Agreed! Not only are wood chips great for keeping the run dry, but the compost is worth every bit of time and effort put into them! I wish I still had my chipper, but it's ability to break down finally outstripped our ability to repair it, {{ ... sigh ... }}My father got a bad case poison ivy many years ago when he was clearing out some wild brushes and trees on my property. It was really bad. The next year he got some kind of a shot so he would not be so sensitive to poison ivy, and he never got a rash that year. Even though I'm not all that sensitive to poison ivy, I always wear work gloves when clearing brush. I also wear gloves when working with wood chips, at home, and at the landfill.
I think the chances of getting poison ivy mixed in with the wood chips is minimal, but if you have someone in the family that is super sensitive, then, yeah, take a pass on free wood chips that you don't know where they came from.
I bought a small electric Sun Joe wood chipper for yard cleanup at home. So I know what is in those chips. Those electric wood chippers do a pretty good job for smaller branches up to about 1 1/2 inches that might fall down from your trees in the yard.

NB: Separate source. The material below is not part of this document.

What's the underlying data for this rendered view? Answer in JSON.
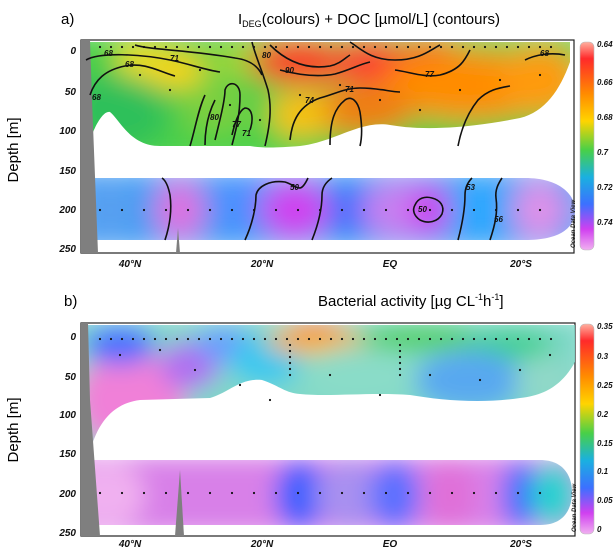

Better to chip them up and reuse them with the chickens than to burn them or haul them out to the landfill. It does not make sense to chip wood at home if you consider your time and effort. If you value your time at all, it would be better just to buy bagged wood chips at the big box stores. However, I just put on a pair of my work headphones, load up an audiobook, and chip up the branches with my electric wood chipper while listening to my audiobooks.
If I have lots of branches, and up to 3 inches in diameter, then I get out my gas chipper and get to work. It's a pain to get running, but after that it chips up the wood much faster than my small electric chipper. However, gas chippers are much more expensive than the electric chippers and still they are not very fast. Again, you would be money ahead just to buy bagged wood chips at the store.
But, in keeping with the original intent of this thread, all those wood chips I make at home go right back into the dry deep litter in the coop or into the chicken run to help it from getting muddy. I still think wood chips are the best base to build up the chicken run to prevent it from getting all muddy. Eventually they break down into compost you can reuse the compost in the garden.